In this study, researchers have used Molecular Mechanics Poisson-Boltzmann Surface Area (MMPBSA) for their analysis. A lower MMPBSA value infers a stable, energetically advantageous interaction, while a higher value is not so advantageous. In the current study, researchers exploited this approach to select SL that can effectively disrupt the S-RBD and hACE2-R interaction.
Researchers evaluated the potential of three SL, namely, 4-Dehydrowithaferin A, Withaferin A, and Withalongolide A, obtained from plant sources, to disrupt the S-RBD and hACE2-R interaction under two conditions (CON–I and CON-II), via the above-mentioned computational method.
CON–I destabilized the interactions between S-RBD and hACE2-R by 4-Dehydrowithaferin A, which was inferred by measuring increased binding energy (BE). Researchers observed an increase in BE from −1028.5 kJ/mol (control) to −896.12 kJ/mol. They reported that 4-Dehydrowithaferin A exhibited a strong interaction with S-RBD GLY496 with a hydrogen bond occupancy (HBO) of 37.33%.

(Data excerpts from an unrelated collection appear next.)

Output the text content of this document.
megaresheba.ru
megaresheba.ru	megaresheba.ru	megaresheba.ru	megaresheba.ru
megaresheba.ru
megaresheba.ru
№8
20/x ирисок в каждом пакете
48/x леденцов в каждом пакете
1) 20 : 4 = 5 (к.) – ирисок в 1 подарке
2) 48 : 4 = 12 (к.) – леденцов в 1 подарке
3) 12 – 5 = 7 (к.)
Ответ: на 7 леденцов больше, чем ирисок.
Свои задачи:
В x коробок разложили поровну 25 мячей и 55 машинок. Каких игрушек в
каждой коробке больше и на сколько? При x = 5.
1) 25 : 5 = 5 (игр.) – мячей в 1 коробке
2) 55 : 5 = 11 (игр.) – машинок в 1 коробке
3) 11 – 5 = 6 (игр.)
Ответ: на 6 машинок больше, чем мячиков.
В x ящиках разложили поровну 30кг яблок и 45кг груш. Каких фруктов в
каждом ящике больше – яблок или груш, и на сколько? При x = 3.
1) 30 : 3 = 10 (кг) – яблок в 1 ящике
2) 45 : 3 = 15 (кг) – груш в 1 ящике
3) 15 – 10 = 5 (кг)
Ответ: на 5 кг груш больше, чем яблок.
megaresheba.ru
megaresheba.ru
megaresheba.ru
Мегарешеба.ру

In this study, scientists reported that under CON-II, Withalongolide A had effectively disrupted all types of protein-protein interaction (PPI) of S-RBD of SARS-CoV-2 and hACE2-R. This conclusion was based on the increased BE from −913 kJ/mol (control) to −133.69 kJ/mol. Additionally, scientists reported an increased distance (>3.55 nm) between selected after-action review (AAR) combinations of S-RBD and hACE2-R. The authors revealed that Withalongolide A developed a hydrogen bond with TYR453 of S-RBD (97%, HBO).
In this study, the authors revealed that SL molecules could effectively disrupt the S-RBD and hACE2-R interaction and prevent SARS-CoV-2 from recognizing host cells. Scientists stated that these molecules could aid in designing novel COVID-19 therapeutics.